Firstly though, all the UK lead artists were trained on Ainsworth Sands near Morecambe by ‘Sand in Your Eyes’, an organisation specialized in using sand as a sculptural material. In addition to the technique of scaling-up archive images from A4 B&W photographs to 400sqm images, there were also manual techniques such as raking to create maximum shadows, by calculating the angle of the sun, as demonstrated in Zen pebble gardens. Marine science also played a part in the recognition of perfect humidity required in the sand for drawing, combined with the various timing of the tide tables for each location. Each drawing activity lasted just under three hours, timed with the cycles of each local tide.

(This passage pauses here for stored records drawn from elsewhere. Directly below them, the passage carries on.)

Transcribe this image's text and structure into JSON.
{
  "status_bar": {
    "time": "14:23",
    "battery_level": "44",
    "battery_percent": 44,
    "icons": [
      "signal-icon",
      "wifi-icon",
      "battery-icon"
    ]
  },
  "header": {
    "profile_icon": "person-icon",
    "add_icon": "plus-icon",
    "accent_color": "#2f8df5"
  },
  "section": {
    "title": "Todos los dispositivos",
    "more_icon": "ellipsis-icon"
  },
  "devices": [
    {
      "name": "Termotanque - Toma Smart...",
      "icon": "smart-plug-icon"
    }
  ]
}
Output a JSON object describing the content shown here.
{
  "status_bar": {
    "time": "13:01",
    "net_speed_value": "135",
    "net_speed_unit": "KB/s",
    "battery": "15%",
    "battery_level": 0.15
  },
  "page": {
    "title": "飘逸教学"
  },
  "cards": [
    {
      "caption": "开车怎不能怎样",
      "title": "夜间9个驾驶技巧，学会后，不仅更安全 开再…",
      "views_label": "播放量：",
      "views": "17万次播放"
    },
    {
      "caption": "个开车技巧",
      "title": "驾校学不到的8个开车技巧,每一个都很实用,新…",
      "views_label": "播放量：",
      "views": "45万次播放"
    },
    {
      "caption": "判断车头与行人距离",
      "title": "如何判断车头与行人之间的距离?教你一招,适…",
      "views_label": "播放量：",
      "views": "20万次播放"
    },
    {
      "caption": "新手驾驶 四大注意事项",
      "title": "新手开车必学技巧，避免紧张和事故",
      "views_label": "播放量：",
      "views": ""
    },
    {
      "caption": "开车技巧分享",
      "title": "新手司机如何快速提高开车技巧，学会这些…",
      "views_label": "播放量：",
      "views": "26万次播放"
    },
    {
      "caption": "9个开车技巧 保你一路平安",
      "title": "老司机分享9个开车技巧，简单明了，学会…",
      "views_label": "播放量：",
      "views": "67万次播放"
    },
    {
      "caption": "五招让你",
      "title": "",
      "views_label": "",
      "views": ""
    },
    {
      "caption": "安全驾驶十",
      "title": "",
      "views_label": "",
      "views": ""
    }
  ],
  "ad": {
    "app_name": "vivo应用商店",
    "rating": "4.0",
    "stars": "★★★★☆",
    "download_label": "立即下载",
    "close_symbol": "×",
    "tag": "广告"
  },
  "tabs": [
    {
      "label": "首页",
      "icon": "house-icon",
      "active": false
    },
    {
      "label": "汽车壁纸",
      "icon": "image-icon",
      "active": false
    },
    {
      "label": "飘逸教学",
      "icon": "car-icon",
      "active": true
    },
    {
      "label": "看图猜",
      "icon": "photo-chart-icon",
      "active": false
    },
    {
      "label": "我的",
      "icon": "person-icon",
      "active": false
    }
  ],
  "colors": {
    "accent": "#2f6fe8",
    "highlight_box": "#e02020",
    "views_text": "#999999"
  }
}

Pages of the Sea was the largest simultaneous coastal arts project to take place in the UK and an estimated 14,000 people attended the Dorset beach events. At Weymouth and Lyme Regis, singer-songwriter Billy Bragg led packed open-mic sessions with members of the community joining to share personal memories, poetry, and song. The project was an inclusive and collaborative tribute to those who gave their lives to the First World War. Those unable to attend could take part online, with over 81,000 people visiting the Pages of the Sea website. 35M people – including eight million young people – engaged with the ’14-18 Now!’ programme, achieving reach and resonance at local, national, and international levels.